There’s been an unsurprising backlash of folks going through her social media (now mostly private, but someone’s archived her work-hating tweets and cupcake-baking ‘grams at That’sALotOfRice) and coming up with evidence that she’s lying about her poverty. There are a lot of fancy meals, drinks, and cupcakes for someone who claims to be living on rice and water. 

But I don’t think that automatically means she’s lying about the finanical trouble she’s having, because it’s quite easy to exaggerate or present a different story on social media. My own timeline includes lovely shots of my bay window reading nook, artfully angled to hide the restaurant dumpster outside the window. The internet police force doesn’t need to sift through this girl’s social media in determine if she bought unnecessary meals out, we can see that the system is flawed when there’s a massive debate about under what circumstances a college grad who’s working full time deserves to buy herself something nice, ever.

Even if her account of surviving on rice and water is bullsh– hyperbole, the system of high rents, low wages and college debt presents a real problem.

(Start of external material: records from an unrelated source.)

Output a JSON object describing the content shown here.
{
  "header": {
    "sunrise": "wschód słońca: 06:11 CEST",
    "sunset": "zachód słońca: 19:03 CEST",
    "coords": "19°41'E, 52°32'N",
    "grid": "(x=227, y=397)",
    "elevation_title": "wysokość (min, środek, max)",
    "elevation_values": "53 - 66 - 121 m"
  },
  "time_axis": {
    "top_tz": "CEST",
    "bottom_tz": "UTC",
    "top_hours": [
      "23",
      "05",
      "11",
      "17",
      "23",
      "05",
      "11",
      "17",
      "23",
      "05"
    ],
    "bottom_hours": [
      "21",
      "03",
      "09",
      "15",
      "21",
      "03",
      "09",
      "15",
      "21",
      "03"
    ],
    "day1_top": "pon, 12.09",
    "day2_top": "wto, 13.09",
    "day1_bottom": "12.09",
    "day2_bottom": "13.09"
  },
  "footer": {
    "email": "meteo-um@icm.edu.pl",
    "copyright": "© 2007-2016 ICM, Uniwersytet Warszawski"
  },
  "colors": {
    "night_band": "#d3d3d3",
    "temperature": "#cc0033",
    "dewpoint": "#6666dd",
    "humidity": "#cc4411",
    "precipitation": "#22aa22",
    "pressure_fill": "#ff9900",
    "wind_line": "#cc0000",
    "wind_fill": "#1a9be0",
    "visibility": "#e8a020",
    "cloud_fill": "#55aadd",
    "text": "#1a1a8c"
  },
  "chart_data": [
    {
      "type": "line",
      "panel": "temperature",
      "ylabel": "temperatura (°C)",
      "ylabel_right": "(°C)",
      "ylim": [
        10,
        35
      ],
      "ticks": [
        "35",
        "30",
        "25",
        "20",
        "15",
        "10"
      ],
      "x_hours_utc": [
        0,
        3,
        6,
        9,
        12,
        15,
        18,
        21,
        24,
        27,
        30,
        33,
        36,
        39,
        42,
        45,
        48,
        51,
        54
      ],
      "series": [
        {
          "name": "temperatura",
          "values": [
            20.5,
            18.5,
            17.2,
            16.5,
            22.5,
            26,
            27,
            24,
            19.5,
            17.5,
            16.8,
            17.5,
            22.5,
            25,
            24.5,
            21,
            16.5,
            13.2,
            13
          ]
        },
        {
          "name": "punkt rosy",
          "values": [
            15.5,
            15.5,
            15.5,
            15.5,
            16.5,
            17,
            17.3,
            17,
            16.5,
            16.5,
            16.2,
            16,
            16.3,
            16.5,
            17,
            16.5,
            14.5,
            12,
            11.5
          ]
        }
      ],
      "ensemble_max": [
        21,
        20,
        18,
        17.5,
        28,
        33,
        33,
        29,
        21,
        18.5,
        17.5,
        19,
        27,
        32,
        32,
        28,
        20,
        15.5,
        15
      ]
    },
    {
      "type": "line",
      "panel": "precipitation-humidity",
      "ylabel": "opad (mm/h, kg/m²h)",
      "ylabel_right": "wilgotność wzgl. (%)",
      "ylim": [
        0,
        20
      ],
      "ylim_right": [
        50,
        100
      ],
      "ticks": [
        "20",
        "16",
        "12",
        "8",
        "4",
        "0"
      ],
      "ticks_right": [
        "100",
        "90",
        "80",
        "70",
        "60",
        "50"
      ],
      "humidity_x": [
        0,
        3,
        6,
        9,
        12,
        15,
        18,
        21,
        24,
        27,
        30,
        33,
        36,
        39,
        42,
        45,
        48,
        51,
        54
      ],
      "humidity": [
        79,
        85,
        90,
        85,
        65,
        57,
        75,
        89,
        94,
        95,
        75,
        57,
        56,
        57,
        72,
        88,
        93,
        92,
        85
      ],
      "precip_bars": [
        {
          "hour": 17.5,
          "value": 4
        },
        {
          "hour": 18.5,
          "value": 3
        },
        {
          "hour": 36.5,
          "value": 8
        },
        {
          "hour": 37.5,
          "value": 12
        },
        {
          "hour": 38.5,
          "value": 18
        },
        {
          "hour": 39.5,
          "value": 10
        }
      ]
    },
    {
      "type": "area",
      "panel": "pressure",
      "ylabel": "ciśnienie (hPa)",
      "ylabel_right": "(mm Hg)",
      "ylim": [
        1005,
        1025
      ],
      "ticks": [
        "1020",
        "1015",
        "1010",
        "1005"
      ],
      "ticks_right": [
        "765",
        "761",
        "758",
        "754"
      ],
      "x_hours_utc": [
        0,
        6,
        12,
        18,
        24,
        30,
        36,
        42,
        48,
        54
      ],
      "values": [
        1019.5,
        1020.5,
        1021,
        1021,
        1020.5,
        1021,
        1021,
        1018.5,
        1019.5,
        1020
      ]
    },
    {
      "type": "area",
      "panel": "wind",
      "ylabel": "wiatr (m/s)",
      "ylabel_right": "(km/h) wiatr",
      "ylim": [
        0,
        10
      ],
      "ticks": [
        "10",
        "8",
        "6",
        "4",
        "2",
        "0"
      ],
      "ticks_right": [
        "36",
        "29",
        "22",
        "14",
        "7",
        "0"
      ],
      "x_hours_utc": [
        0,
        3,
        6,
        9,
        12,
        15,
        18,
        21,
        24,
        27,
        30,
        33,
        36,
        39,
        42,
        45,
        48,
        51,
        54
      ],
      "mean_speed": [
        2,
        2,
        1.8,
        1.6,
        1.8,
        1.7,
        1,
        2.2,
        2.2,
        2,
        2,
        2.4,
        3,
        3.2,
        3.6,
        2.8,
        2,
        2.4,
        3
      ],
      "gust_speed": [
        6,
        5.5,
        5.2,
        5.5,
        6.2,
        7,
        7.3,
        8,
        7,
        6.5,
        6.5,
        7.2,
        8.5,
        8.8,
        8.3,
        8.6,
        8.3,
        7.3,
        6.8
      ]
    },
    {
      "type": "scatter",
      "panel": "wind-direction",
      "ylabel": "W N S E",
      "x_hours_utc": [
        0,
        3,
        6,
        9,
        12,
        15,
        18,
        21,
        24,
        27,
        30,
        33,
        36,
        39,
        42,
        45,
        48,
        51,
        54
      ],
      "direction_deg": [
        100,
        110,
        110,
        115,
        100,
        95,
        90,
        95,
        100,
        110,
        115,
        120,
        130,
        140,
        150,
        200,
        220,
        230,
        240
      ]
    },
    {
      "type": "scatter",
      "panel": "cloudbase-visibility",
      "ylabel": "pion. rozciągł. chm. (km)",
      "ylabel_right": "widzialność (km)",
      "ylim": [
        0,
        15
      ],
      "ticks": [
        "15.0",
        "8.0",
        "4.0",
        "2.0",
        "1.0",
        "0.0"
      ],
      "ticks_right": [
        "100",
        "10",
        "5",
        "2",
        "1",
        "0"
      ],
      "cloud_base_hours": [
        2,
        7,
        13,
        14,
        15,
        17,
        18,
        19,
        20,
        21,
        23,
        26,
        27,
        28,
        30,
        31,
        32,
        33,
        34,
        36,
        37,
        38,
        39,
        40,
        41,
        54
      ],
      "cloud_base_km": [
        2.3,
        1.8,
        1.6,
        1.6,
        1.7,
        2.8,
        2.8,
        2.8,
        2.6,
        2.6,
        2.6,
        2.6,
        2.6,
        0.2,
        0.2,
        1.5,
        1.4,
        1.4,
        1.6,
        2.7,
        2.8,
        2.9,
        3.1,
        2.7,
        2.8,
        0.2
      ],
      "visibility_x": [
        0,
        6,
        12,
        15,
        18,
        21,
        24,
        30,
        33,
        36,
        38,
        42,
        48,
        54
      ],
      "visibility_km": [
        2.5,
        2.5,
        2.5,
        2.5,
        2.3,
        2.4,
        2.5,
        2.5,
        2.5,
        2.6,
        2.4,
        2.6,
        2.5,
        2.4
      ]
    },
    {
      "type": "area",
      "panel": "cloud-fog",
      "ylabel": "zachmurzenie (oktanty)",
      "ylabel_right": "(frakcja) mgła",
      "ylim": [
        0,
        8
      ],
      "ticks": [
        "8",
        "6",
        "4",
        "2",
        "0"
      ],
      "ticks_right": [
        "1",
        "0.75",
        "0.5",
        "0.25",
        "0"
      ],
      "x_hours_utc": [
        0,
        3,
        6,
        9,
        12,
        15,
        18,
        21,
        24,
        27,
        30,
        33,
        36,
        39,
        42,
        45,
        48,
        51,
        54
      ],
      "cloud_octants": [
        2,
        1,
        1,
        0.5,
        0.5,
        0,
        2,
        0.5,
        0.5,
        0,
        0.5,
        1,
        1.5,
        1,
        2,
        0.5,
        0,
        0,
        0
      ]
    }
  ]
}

Do you remember Mike Daisey’s iPhone story on NPR? And the retraction? I don’t think I posted about it here, which is odd because I think I told everyone I know, several times, how angry I am because now all the real information about the very real exploitation in Apple factories in China is going to be tainted with his exaggerated, falsified story.  It’s the same thing with this Open Letter and the plight of entry-level employees.

In conclusion, yeah, it’s entitled and ridiculous to expect to graduate and land your dream job, to expect to live in an expensive city with no lifestyle compromises, to write a callout letter and be surprised when you get fired. 

But the rent really is too high, college tuition is too high, interest on college loans is too high, entry-level salaries are too low, mid-level salaries are stagnant, and the gap between haves and have-nots is growing all the time. So many of us have followed the instructions to go to college, earn a degree, get a job, start on the bottom, work hard and you can move up, but we’re finding that doesn’t really lead to a solid middle-class life anymore.  Eventually we’re going to have to see this as a system failure and not the result of individual mistakes.